What would be left behind? Families waiting for their loved ones’ release from Israeli jails. Political incitement by Israeli leaders which cloaks settlers with impunity. Children who have to choose between violence and the safest form of violence, a contradiction in its own right but nonetheless valid for Palestinians who consider settler-free roads as less dangerous than those patrolled only by the Israel Defence Forces. Settler violence is prevalent throughout: one brutal story related by the author is about a Palestinian who was accosted by settlers, sprayed with gasoline and his legs hacked “with a hatchet”.

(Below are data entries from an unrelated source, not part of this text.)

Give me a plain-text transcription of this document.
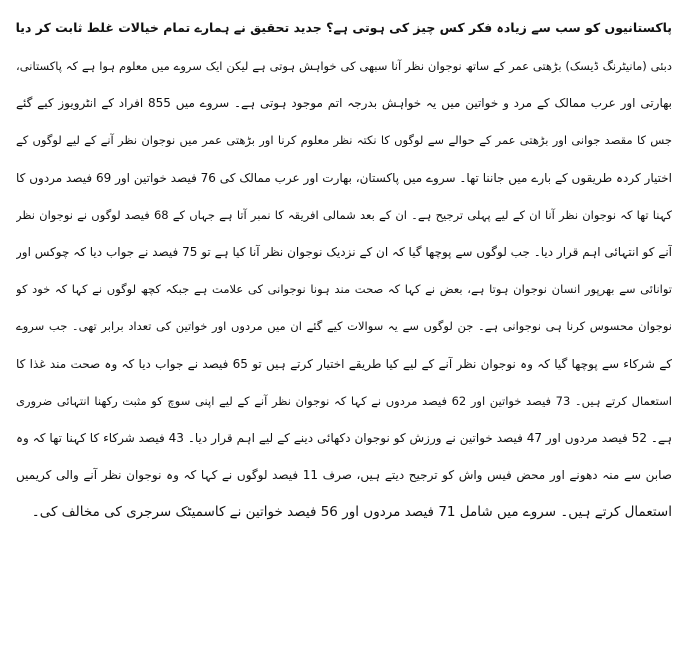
پاکستانیوں کو سب سے زیادہ فکر کس چیز کی ہوتی ہے؟ جدید تحقیق نے ہمارے تمام خیالات غلط ثابت کر دیا
دبئی (مانیٹرنگ ڈیسک) بڑھتی عمر کے ساتھ نوجوان نظر آنا سبھی کی خواہش ہوتی ہے لیکن ایک سروے میں معلوم ہوا ہے کہ پاکستانی،
بھارتی اور عرب ممالک کے مرد و خواتین میں یہ خواہش بدرجہ اتم موجود ہوتی ہے۔ سروے میں 855 افراد کے انٹرویوز کیے گئے
جس کا مقصد جوانی اور بڑھتی عمر کے حوالے سے لوگوں کا نکتہ نظر معلوم کرنا اور بڑھتی عمر میں نوجوان نظر آنے کے لیے لوگوں کے
اختیار کردہ طریقوں کے بارے میں جاننا تھا۔ سروے میں پاکستان، بھارت اور عرب ممالک کی 76 فیصد خواتین اور 69 فیصد مردوں کا
کہنا تھا کہ نوجوان نظر آنا ان کے لیے پہلی ترجیح ہے۔ ان کے بعد شمالی افریقہ کا نمبر آتا ہے جہاں کے 68 فیصد لوگوں نے نوجوان نظر
آنے کو انتہائی اہم قرار دیا۔ جب لوگوں سے پوچھا گیا کہ ان کے نزدیک نوجوان نظر آنا کیا ہے تو 75 فیصد نے جواب دیا کہ چوکس اور
توانائی سے بھرپور انسان نوجوان ہوتا ہے، بعض نے کہا کہ صحت مند ہونا نوجوانی کی علامت ہے جبکہ کچھ لوگوں نے کہا کہ خود کو
نوجوان محسوس کرنا ہی نوجوانی ہے۔ جن لوگوں سے یہ سوالات کیے گئے ان میں مردوں اور خواتین کی تعداد برابر تھی۔ جب سروے
کے شرکاء سے پوچھا گیا کہ وہ نوجوان نظر آنے کے لیے کیا طریقے اختیار کرتے ہیں تو 65 فیصد نے جواب دیا کہ وہ صحت مند غذا کا
استعمال کرتے ہیں۔ 73 فیصد خواتین اور 62 فیصد مردوں نے کہا کہ نوجوان نظر آنے کے لیے اپنی سوچ کو مثبت رکھنا انتہائی ضروری
ہے۔ 52 فیصد مردوں اور 47 فیصد خواتین نے ورزش کو نوجوان دکھائی دینے کے لیے اہم قرار دیا۔ 43 فیصد شرکاء کا کہنا تھا کہ وہ
صابن سے منہ دھونے اور محض فیس واش کو ترجیح دیتے ہیں، صرف 11 فیصد لوگوں نے کہا کہ وہ نوجوان نظر آنے والی کریمیں
استعمال کرتے ہیں۔ سروے میں شامل 71 فیصد مردوں اور 56 فیصد خواتین نے کاسمیٹک سرجری کی مخالف کی۔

For Palestinians, the dynamics of state violence also reflect the Palestinian Authority’s collaboration through security coordination. Albeit spoken of as a concern of the ISM activists who feared the possibility of a raid on their premises, the statement is of significance in relation to the targeting of Palestinians, and the PA’s acquiescence: “Before the Israeli army enters a city, it lets the PA know, so that there are no clashes between the two forces. When you see that there is no PA, you know the Israelis are coming.”
The individual stories of people who the author encountered are a sliver of Palestinian reality that usually remains unaccounted for. It is in the daily routine of Palestinians, which is missing from mainstream coverage, that awareness can be raised about the abnormality of settler-colonial violence. Like other testimonies, Hardigan singles out Hebron as brimming with violations that impede Palestinians from living a normal life. “Several Palestinian children, celebrating Eid, were blowing bubbles in the street. This offended local settlers, a scuffle ensued, and once again the Palestinians were taken away.”

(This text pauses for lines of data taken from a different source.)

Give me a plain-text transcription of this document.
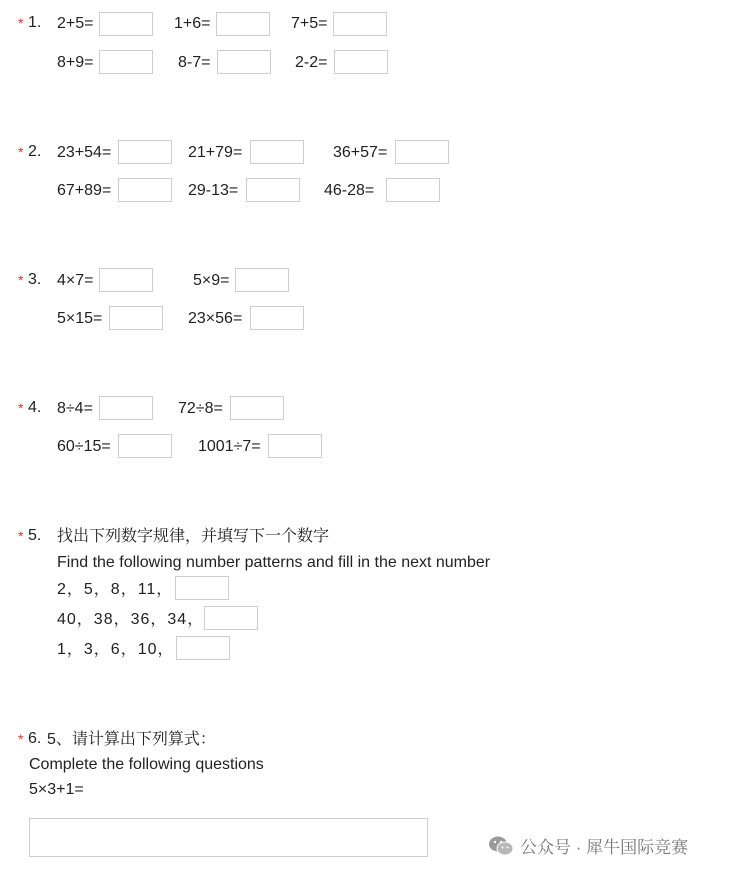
* 1. 2+5=	1+6=	7+5=
8+9=	8-7=	2-2=
* 2. 23+54=	21+79=	36+57=
67+89=	29-13=	46-28=
* 3. 4×7=	5×9=
5×15=	23×56=
* 4. 8÷4=	72÷8=
60÷15=	1001÷7=
* 5. 找出下列数字规律，并填写下一个数字
Find the following number patterns and fill in the next number
2，5，8，11，
40，38，36，34，
1，3，6，10，
* 6. 5、请计算出下列算式：
Complete the following questions
5×3+1=
公众号 · 犀牛国际竞赛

Book Review: Palestine in Black and White
Misplaced power is a recurring theme in the book; it illustrates the different forms of violence inflicted upon Palestinians. Hardigan describes the repercussions of price tag attacks, the damage to Palestinian land in attempts to displace Palestinians by force and the violent psychology behind the more notorious cases, such as the murder of Palestinian teen Mohamed Abu Khdeir in 2014.

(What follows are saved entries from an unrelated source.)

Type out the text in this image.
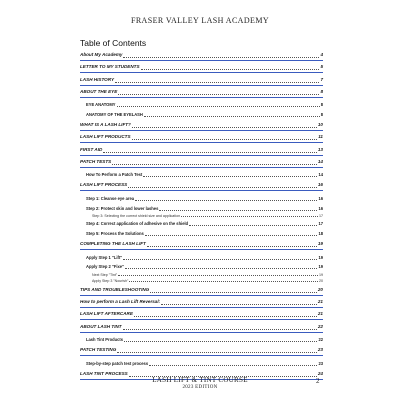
FRASER VALLEY LASH ACADEMY
Table of Contents
About My Academy	4
LETTER TO MY STUDENTS	5
LASH HISTORY	7
ABOUT THE EYE	8
EYE ANATOMY	8
ANATOMY OF THE EYELASH	8
WHAT IS A LASH LIFT?	10
LASH LIFT PRODUCTS	11
FIRST AID	13
PATCH TESTS	14
How To Perform a Patch Test	14
LASH LIFT PROCESS	16
Step 1: Cleanse eye area	16
Step 2: Protect skin and lower lashes	16
Step 3: Selecting the correct shield size and application	17
Step 4: Correct application of adhesive on the shield	17
Step 5: Process the Solutions	18
COMPLETING THE LASH LIFT	19
Apply Step 1 "Lift"	19
Apply Step 2 "Fixe"	19
Next Step "Tint"	19
Apply Step 3 "Nourish"	20
TIPS AND TROUBLESHOOTING	20
How to perform a Lash Lift Reversal:	21
LASH LIFT AFTERCARE	21
ABOUT LASH TINT	22
Lash Tint Products	22
PATCH TESTING	23
Step-by-step patch test process	23
LASH TINT PROCESS	24
LASH LIFT & TINT COURSE
2023 EDITION
2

During protests, Hardigan observes the same dynamics of misplaced power within the context of Palestinian resistance. “I knew the protest was not about inflicting damage on the army,” he says of a demonstration in Kufr Quddum. “It was about letting everybody know that the villagers were not going to go away.”
Hardigan’s book reads like a perpetual laceration. It is when one realises that there is a multitude of narratives within Palestine, many of which remain silenced, that other concerns surface. The activist perspective, which is juxtaposed skilfully against the cause, is, by the end of the book, dissected and analysed. It is a mark of the author’s candid reflections that he states, “A part of me felt dishonest for telling Palestinians that their search for fairness would be aided by my publicising their experiences.” The acknowledgement of such limitations, emphasised throughout the book, makes Hardigan’s contribution to the Palestinian cause of particular importance. It is an admission that requires some navigation of the fine line between hope and desolation, awareness and isolation. If such a sentiment were to be reciprocated, activism for Palestine would have the potential to ease itself into its rightful role, working alongside Palestinians without wilful or unintentional pretences.